Covid-19 could devastate poor countries The Economist
‘I was born in the north, Ravenna … Up north, people are good at masking their anguish. But in Sicily, everything is always more theatrical, more epic. They feel sorrow more deeply, more philosophically, because their worldview is a couple of centuries behind. In Sicily, I realized, I’d see more of a visual sense of this tragedy.’
The Eye of the Storm Vanity Fair
Sending in the army to enforce the lockdown could be disastrous for South Africa. It could act with impunity on the very people who need the government’s help right now. Many South Africans have a deep mistrust of the government over the neglect of its post-apartheid promise to improve their lives.
Africa’s COVID-19 lockdown — a death trap of another kind for the poor DW
In spite of a puzzling unwillingness to roll out widespread testing, it had become clear that the virus was beginning to spread out of India’s hyper-globalized enclaves, and one state government after another had begun to impose curfews and lock-downs. By the time Modi spoke on TV, almost every Indian state had put major restrictions in place.
PM Modi’s 21-Day Lockdown Will Change India Forever NDTV
It’s hard to smile and sound stoic when you feel like the world around you is falling to pieces. We wonder how distance learning works for vulnerable students or those with no technology. We wonder how we photocopy work to post if we are supposed to be staying at home. Flicking over to “distance learning” isn’t as simple as it sounds.
Teachers aren’t front-line responders — we’re collateral damage The Age
National borders were arbitrarily drawn during the colonial era and, for many communities living along these boundaries, they exist only in theory … As we saw in the West Africa Ebola outbreak — where the first case was recorded in Guinea before spreading to Liberia and Sierra Leone — and the cholera outbreaks that began in Zimbabwe before spreading to South Africa, Botswana and Mozambique, diseases can easily spread across these essentially imaginary lines that nation-states carve out.

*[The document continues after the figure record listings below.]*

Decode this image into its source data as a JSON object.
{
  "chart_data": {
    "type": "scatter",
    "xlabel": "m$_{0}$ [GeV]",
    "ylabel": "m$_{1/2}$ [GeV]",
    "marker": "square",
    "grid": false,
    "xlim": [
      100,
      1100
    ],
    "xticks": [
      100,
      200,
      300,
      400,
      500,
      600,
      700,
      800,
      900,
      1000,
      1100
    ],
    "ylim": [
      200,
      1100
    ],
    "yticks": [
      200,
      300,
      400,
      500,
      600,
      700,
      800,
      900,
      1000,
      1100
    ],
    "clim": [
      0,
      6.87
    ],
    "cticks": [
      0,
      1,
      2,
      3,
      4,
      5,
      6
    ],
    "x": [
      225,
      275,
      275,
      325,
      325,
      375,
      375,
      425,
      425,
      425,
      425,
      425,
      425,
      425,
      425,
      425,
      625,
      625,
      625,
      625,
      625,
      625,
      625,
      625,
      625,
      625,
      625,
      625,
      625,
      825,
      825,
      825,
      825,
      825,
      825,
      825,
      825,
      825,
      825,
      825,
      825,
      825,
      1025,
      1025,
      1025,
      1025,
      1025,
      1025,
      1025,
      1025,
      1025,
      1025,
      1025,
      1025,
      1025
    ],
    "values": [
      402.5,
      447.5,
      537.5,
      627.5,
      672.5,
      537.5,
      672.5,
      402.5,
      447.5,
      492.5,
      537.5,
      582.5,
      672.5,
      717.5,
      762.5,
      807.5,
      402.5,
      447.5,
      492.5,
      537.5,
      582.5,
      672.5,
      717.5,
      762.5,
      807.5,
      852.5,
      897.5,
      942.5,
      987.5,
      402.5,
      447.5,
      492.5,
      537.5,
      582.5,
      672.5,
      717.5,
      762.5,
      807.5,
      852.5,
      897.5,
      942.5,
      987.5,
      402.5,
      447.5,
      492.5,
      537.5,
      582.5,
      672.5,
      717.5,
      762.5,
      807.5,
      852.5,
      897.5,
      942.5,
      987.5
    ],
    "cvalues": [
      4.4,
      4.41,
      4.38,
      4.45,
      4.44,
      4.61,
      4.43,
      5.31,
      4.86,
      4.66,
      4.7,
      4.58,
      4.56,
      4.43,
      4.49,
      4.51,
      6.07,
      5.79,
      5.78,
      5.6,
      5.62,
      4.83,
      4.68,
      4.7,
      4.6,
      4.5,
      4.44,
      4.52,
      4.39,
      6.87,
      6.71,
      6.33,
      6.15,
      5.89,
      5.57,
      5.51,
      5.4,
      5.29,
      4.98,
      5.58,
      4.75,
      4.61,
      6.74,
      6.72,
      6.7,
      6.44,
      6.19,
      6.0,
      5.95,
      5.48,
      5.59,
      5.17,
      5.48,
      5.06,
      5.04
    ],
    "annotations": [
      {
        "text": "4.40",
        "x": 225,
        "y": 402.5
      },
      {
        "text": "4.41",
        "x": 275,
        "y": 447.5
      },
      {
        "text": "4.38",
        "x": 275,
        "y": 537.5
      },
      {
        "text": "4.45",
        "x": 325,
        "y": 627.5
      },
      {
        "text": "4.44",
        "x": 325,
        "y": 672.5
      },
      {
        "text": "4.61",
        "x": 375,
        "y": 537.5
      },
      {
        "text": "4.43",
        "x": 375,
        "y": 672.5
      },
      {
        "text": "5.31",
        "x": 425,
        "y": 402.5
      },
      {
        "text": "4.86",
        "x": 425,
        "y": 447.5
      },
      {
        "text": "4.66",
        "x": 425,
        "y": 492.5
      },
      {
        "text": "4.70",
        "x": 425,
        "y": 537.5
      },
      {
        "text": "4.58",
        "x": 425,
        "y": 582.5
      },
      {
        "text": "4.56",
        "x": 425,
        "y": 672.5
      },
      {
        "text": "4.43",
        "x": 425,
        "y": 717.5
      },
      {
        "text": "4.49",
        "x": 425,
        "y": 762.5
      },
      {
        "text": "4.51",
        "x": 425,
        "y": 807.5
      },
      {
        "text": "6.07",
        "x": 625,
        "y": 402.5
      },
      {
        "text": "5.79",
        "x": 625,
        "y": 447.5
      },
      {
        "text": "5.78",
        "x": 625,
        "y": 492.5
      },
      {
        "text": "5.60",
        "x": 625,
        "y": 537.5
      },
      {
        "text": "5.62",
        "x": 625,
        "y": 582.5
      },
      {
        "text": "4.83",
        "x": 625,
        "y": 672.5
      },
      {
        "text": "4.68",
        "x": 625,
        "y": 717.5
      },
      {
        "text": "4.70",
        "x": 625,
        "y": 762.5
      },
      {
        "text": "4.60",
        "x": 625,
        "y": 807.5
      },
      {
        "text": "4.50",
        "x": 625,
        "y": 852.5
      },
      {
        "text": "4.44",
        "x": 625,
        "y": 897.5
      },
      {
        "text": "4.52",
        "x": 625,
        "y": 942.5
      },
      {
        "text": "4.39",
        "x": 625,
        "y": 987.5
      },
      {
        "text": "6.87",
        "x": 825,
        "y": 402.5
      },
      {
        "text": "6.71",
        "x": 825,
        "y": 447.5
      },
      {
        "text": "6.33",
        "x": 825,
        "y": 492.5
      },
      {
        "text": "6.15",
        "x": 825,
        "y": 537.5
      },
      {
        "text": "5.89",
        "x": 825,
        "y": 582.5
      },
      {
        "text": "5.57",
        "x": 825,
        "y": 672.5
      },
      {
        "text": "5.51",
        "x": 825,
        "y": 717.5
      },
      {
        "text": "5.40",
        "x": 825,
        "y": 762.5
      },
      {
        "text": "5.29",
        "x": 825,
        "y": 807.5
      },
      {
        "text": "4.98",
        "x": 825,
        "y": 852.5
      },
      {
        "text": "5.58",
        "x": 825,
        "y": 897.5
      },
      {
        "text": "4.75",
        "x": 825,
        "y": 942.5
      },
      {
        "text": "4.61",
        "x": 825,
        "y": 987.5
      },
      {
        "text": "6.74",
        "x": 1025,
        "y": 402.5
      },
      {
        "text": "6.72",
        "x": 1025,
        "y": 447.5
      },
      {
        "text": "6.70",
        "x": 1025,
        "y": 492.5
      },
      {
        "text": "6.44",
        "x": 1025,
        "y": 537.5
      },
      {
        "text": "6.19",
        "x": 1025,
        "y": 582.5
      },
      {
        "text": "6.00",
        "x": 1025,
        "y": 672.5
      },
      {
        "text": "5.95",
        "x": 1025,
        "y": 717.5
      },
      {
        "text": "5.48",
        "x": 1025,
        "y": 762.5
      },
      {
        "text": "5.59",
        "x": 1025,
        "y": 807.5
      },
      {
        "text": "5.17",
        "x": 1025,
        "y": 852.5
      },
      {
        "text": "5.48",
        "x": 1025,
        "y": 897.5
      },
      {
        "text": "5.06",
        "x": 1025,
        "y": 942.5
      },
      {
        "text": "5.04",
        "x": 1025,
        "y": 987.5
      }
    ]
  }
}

In Africa, social distancing is a privilege few can afford Al Jazeera
The main reason for the quick spread through Spain may be completely mundane. It has been an unusually mild, sunny spring. In late February and early March, with temperatures above 20C (68F), Madrid’s pavement cafes and bars were heaving with happy folk, doing what Madrileños like best — being sociable. That means hugging, kissing and animated chatter just a few inches from someone else’s face.
How did Spain get its coronavirus response so wrong? The Guardian
Amazon workers at Shakopee, many of them immigrants from East Africa, are some of the most organized and militant workers in the Amazon empire. They have staged strikes and protests in recent months, demanding more humane working conditions and better safety protections. The virus has placed those concerns in sharp relief.